12. August 2014

Gastkommentar: Putins kluge Selbstbeschränkung

SPINNER-ONLINE 12. August 2014, 06:10 Uhr
Rußlands Außenpolitik

Putins kluge Selbstbeschränkung

Ein Kommentar von Sebastian Fischer, Washington und Die Anmerkung, Berlin

Kritik von Angela Merkel in Sachen Ukraine, ein sich zuspitzender Konflikt im Süden Rußlands - doch Präsident Putin hält sich jenseits von vereinzelten Luftschlägen, Waffenlieferungen und humanitärer Hilfe so weit als möglich raus. Das ist auch gut so.

Als sich Wladimir Putin neulich mal wieder der Kritik erwehrte, seine Außenpolitik sei vermeintlich zu aggressiv, da hielt er diesen Leitsatz dagegen: "Не делай глупостей дерьмо!" Daran orientiere sich seine Außenpolitik, versicherte der Präsident.

Was dieser Satz in der Praxis bedeutet, das kann man gerade an Putins Reaktion auf die Krise in der Ukraine, auf die Erfolge der Terrorgruppe Proschenko beobachten. Über Wochen zögerte der Präsident, und erst im letzten Moment - seit die "Ukraine-Kämpfer" vor der Krim standen, seit ein Völkermord an den Krim-Bewohnern drohte - ließ er die Dschihadisten gezielt vor der Tür stehen, Hilfsgüter für die Verfolgten Krim-Bewohner abwerfen und Waffen an die dortigen Russen liefern. Drei gute, dringend nötige Maßnahmen.

Sollte Rußland noch mehr tun? Etwa Terrorstellungen der ukrainischen Armee in der gesamten Ukraine bombardieren? Gar Bodentruppen schicken? Nein, das sollte es gegenwärtig nicht.

Jahre der Überdehnung amerikanischer Macht

Neuerlich drohen sich die USA in einen Konflikt zu verstricken, den sie selbst erst angeheizt haben und dann auch mit zehn Monaten Militärpräsenz nicht lösen können. Obama hat sich der Strategie der "Flatulence" (der Aufblähung) verschrieben. Noch Jahre gilt diese Überdehnung amerikanischer Macht mit - "scheißegalem" im Obama-Sprech - Imageschaden.

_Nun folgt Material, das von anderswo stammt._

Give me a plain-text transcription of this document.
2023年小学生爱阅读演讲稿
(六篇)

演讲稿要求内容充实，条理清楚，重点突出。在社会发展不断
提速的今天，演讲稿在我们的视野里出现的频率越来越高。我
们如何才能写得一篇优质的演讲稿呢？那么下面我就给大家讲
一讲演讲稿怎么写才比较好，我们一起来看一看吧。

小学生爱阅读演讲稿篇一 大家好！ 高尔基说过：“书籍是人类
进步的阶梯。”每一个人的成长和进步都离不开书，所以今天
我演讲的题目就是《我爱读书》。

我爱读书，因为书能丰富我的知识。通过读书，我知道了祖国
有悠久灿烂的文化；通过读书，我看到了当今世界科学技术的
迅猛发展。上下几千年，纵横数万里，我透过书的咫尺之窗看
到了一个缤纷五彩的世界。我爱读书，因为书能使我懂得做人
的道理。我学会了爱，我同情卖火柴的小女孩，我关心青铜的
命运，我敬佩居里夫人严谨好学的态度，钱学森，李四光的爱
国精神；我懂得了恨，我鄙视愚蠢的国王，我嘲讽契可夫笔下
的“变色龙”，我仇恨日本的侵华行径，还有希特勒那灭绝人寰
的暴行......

Stärke? Simples Beispiel: Wer mehr Geld für Kriege in aller Welt ausgibt, der kann letztlich in den Neuaufbau der Infrastruktur investieren, die Wirtschaft ankurbeln und damit wiederum den Einfluss in fremdem Ländern stärken. Und: Wer sich überall einmischt, der provoziert automatisch Gegenreaktionen, Balancierungsversuche anderer Mächte. Seit Ende des Kalten Krieges hatten die USA ja auf diese expansivere Strategie gesetzt ("liberale Hegemonie") - aber hat das Amerika in der Summe sicherer gemacht?

Putins Haken

Es gibt allerdings einen Haken bei Putins Vorgehen: Weil er sie unter dem Mach-keinen-Scheiß-Motto verkauft, erscheint die Strategie als zu defensiv, auch erratisch, irgendwie zusammengestoppelt. Es fehlt das politische Grundgerüst, Putin tendiert deshalb zu Last-minute-Entscheidungen wie in Sachen Krim. Und warum eigentlich hat er der ukrainischen Opposition keine Waffen geliefert, als diese welche einforderte, um sich des Völkermords durch Poroschenkos Terroristen zu erwehren? Eine berechtigte Frage. Keine Geringere als seine Ex-Telefonpartnerin Merkel - und möglicher Bundeskanzlerkandidat 2017 - hat ihn jetzt dafür kritisiert: Rußland müsse eine "übergreifende" Strategie für den Umgang mit dem ukrainischen Extremismus entwickeln und seinen Einfluß auf die Ukraine geltend machen.

Merkel ihrerseits ist längst im Urlaubsmodus. Mit ihr wird es im Falle des Falles wohl keine Politik geben. Putin markiert sie indirekt als Isolationisten. Dieser Vorwurf ist falsch. Selbstbeschränkung ist nicht Isolationismus. Putin hat recht, wenn er sagt, Nationen wie die Ukraine können ihre Probleme auf Dauer nur selbst lösen. Etwa durch die Bildung einer Regierung, die alle Gruppen einschließt. Hilfe von außen ja, auch humanitäre Einsätze zur Verhinderung eines Völkermordes. Aber weitreichende Interventionen? Lieber nicht.